Un ventiduenne egiziano è stato aggredito e sequestrato per un presunto debito. I Carabinieri hanno arrestato cinque persone, tra cui quattro egiziani e un tunisino, in un'operazione che ha coinvolto anche la Romania.

Carabinieri sventano sequestro: quattro egiziani e un tunisino in manette

Un brutale episodio avvenuto in un bar di Corsico nel marzo 2026 ha scatenato un’indagine che ha portato all’arresto di cinque persone accusate di sequestro di persona a scopo di estorsione. L’operazione, coordinata dalla Direzione Distrettuale Antimafia di Milano ha visto la collaborazione tra le forze dell’ordine italiane e romene.

Tutto è iniziato quando un ventiduenne egiziano è stato aggredito in pieno giorno con una mazza da baseball per un presunto debito. Gli aggressori lo hanno poi sequestrato e tenuto prigioniero nei locali di una pizzeria in provincia di Brescia fino a quando i familiari non hanno pagato un riscatto di mille euro.

L’indagine e gli arresti

L’indagine, condotta dai Carabinieri della Compagnia di Corsico e coordinata dalla DDA di Milano ha portato all’emissione di un’ordinanza di custodia cautelare da parte del GIP del Tribunale di Milano. Nelle prime ore del 31 luglio 2026 oltre 40 militari hanno eseguito gli arresti in Baranzate (Milano), Adro (Brescia) e nel distretto di Brasov in Romania.

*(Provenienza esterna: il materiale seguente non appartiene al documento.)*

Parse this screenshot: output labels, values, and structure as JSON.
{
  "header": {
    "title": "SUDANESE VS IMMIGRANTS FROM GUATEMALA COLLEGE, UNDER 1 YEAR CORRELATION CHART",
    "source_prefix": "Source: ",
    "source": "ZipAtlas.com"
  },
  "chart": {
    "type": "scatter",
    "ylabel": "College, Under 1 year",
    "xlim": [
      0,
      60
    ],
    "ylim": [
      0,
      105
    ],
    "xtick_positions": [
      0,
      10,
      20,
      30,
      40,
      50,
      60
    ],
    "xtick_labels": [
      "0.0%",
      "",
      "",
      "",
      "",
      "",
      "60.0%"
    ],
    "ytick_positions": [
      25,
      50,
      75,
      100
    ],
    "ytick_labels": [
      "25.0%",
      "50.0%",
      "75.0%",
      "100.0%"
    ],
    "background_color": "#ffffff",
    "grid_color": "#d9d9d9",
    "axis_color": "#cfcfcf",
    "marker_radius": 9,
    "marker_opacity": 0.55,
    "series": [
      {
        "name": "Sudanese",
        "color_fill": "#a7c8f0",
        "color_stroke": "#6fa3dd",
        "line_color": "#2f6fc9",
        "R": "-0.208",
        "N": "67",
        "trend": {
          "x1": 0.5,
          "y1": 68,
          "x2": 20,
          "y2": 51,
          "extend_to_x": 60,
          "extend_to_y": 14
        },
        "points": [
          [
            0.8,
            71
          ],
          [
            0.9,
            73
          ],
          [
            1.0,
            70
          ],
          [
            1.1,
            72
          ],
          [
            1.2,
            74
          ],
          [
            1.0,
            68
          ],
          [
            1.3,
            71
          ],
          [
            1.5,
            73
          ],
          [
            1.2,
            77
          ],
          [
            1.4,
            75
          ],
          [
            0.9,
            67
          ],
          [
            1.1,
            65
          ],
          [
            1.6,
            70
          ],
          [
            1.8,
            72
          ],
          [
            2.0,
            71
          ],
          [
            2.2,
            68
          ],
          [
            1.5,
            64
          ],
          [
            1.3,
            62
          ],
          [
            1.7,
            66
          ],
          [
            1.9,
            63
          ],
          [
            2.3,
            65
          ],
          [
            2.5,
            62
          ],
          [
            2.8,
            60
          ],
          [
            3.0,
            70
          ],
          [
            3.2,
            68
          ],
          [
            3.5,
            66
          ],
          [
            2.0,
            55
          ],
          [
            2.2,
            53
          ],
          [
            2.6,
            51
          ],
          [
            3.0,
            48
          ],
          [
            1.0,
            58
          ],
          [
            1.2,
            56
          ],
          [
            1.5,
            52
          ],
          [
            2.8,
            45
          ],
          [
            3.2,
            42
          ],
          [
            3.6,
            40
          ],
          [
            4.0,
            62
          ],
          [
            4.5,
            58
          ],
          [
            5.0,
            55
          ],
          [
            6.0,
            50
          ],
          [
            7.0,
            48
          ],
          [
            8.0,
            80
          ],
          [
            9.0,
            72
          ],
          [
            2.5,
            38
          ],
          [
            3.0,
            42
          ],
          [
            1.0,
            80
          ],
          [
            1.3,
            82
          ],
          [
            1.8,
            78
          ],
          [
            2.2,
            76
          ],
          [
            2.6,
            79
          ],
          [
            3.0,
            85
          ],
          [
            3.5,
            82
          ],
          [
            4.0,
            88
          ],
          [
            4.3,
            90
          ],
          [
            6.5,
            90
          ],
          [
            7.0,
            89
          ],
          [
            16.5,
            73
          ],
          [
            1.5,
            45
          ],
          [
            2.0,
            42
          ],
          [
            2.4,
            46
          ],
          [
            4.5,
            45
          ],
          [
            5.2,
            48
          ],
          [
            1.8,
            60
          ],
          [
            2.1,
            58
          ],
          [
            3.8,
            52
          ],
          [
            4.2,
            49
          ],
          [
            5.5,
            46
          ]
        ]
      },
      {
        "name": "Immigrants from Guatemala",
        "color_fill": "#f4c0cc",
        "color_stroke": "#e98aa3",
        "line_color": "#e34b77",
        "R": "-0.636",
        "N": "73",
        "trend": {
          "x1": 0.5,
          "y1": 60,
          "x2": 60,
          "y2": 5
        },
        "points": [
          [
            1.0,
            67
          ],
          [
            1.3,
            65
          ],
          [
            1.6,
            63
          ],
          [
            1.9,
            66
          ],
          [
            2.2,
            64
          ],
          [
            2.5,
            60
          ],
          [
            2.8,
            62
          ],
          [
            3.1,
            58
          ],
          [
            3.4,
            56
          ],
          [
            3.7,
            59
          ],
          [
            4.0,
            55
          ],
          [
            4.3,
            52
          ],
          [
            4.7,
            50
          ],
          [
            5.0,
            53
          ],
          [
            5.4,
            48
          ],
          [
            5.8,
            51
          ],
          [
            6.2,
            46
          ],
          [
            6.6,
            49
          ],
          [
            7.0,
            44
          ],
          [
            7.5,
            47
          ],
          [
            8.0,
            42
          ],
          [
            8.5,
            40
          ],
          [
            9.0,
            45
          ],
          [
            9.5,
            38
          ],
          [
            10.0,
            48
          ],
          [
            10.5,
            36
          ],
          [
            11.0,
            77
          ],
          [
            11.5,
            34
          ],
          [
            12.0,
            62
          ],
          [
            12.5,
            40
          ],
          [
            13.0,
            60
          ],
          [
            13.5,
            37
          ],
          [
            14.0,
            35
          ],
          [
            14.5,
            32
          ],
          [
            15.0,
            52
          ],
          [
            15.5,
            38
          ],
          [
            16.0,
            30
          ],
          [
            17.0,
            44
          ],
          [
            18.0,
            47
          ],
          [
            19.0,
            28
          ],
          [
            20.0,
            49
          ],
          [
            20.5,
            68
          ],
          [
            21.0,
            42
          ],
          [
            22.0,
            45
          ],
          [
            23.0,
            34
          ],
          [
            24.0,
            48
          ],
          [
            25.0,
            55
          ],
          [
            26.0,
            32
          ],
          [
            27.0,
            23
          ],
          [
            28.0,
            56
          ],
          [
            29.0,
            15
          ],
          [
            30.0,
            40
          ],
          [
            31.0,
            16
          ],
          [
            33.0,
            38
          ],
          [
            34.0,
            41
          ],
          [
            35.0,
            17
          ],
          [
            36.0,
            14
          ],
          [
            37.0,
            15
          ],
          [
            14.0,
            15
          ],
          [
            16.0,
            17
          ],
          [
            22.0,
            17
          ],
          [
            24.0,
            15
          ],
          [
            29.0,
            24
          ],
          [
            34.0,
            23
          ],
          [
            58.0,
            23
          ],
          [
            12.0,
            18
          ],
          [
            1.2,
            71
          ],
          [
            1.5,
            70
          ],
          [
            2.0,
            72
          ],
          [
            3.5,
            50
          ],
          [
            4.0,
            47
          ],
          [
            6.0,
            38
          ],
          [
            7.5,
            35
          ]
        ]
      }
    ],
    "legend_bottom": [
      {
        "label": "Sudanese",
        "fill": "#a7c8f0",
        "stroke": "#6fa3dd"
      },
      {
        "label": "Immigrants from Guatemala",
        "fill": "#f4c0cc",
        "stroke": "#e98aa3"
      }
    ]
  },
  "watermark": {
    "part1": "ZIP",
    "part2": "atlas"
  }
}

I cinque arrestati, quattro di nazionalità egiziana e uno tunisina sono stati identificati grazie a un’attività investigativa che ha combinato il controllo del territorio con tecniche moderne come l’analisi dei tabulati telefonici e telematici.

Il ruolo delle donne nell’estorsione

Durante le indagini, i Carabinieri hanno raccolto gravi indizi di colpevolezza anche nei confronti di due donne, una romena di 39 anni e un’italiana di 29 anni congiunte di due degli indagati. Secondo le accuse, avrebbero fornito supporto alla fase estorsiva del reato, sollecitando la richiesta di denaro ai familiari della vittima e mettendo a disposizione un conto corrente per la movimentazione delle somme.

La vittima è stata liberata dopo due giorni di prigionia e ha fornito agli investigatori elementi fondamentali per lo sviluppo delle indagini. Gli arrestati sono stati tutti condotti presso il carcere milanese di San Vittore a disposizione della competente Autorità Giudiziaria. L’indagato egiziano fermato in Romania è invece in attesa di essere consegnato alle autorità italiane.